Despite years of well-intentioned dialogue and initiatives to drive inclusion in the highest levels of our profession, minorities and women have yet to enjoy a broad-based, sustained and numerically significant presence, especially in large law firms and legal departments. The numbers tell the story. Representation of minority and women partners in large law firms hovers stubbornly at about 6 percent and 17 percent, respectively. This appears to be so, in part, because some view inclusion goals to be at odds with hiring “the best and the brightest.” After all, the argument goes, our profession is a meritocracy that affords everyone an equal opportunity to professional success at the highest levels. Right? Well, perhaps not.

In 2003, the Minority Corporate Counsel Association commissioned a study titled “Creating Pathways to Diversity—The Myth of Meritocracy: A Report on the Bridges and Barriers to Success in Large Law Firms.” The study asked to what extent factors such as law school pedigree, law review, clerkships and school/class rank actually inform who will ultimately be successful in practice.

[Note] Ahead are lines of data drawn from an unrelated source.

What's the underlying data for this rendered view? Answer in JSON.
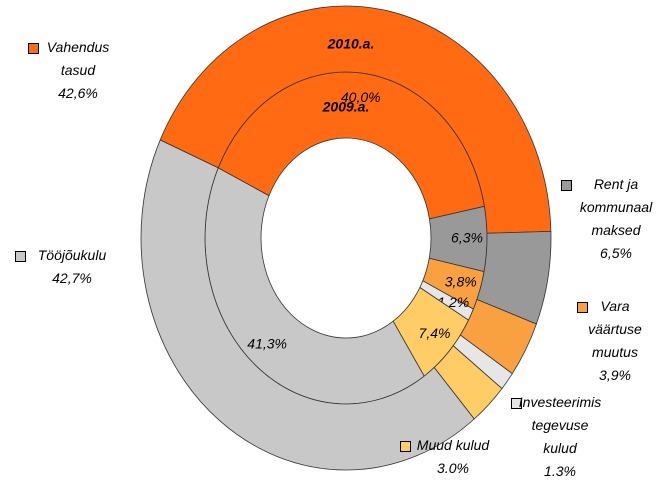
{
  "chart_data": {
    "type": "donut",
    "categories": [
      "Vahendus tasud",
      "Rent ja kommunaal maksed",
      "Vara väärtuse muutus",
      "Investeerimis tegevuse kulud",
      "Muud kulud",
      "Tööjõukulu"
    ],
    "colors": [
      "#ff6a13",
      "#999999",
      "#f9a040",
      "#e6e6e6",
      "#ffcc66",
      "#c8c8c8"
    ],
    "series": [
      {
        "name": "2009.a.",
        "values": [
          40.0,
          6.3,
          3.8,
          1.2,
          7.4,
          41.3
        ],
        "value_labels": [
          "40,0%",
          "6,3%",
          "3,8%",
          "1,2%",
          "7,4%",
          "41,3%"
        ]
      },
      {
        "name": "2010.a.",
        "values": [
          42.6,
          6.5,
          3.9,
          1.3,
          3.0,
          42.7
        ],
        "value_labels": [
          "42,6%",
          "6,5%",
          "3,9%",
          "1.3%",
          "3.0%",
          "42,7%"
        ]
      }
    ]
  }
}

The study concluded that “the traditional indicators of high academic performance (in law school), such as law review, Order of the Coif, judicial clerkships or graduation with honors, are not prerequisites for success in large law firms, nor do many attorneys think they are reliable indicia of a law student’s ability as a practicing attorney.” The study also found that “law firms are law school snobs” that place overemphasis on students from the so-called “top 10” schools.

Further, the study asserted that these indicators of law student success do not bear strong correlation with ultimate success as a practicing lawyer.

To support this hypothesis, the researchers surveyed more than 1,800 top large law firm partners practicing in the U.S.’s 250 largest law firms.

The researchers sought to draw a correlation between these lawyers’ success as practitioners with their success as law students. The results were surprising.

Of the lawyers surveyed, 48 percent graduated from a “top 10” law school. Only one in five was on his school’s law review or graduated with any academic honors. A mere 14 percent did a judicial clerkship. The researchers concluded that the relative importance of the myriad success indicators such as class rank, school rank, prior work experience and moot court credentials depended, in large part, on the subjective preferences of the interview team.

The researchers also noted significant racial and gender disparities. For example, 47 percent of the black partners at major New York City law firms graduated from either Harvard or Yale as compared to 19 percent of overall New York big firm partners. The study also noted that, on average, Ivy League-educated black women lawyers earn roughly half of what their white male counterparts earn over their careers.

For many of us, this study empirically supported what we viscerally knew to be true—that Big Law’s infatuation with “box credentials” ultimately misses the unmeasured, unidentified and uncultivated potential of so many who have gone on to enjoy great success in the profession. 

As we consider the pipeline that leads young lawyers into our respective legal departments, we have to rethink how we recruit, develop and retain talent.

We should consider, as other professions do, whether academic success should be part of a calculus that also considers other factors that contribute to success as a lawyer—emotional intelligence, relationship- building skills, charisma, initiative, courage, grace under pressure, intellectual curiosity, work ethic and passion.

Together, we can engineer the diverse profession necessary to confront the complexities of an ever-changing global business and legal landscape. We need only to think outside the box.

John Lewis Jr. is senior managing compliance counsel for The Coca-Cola Co.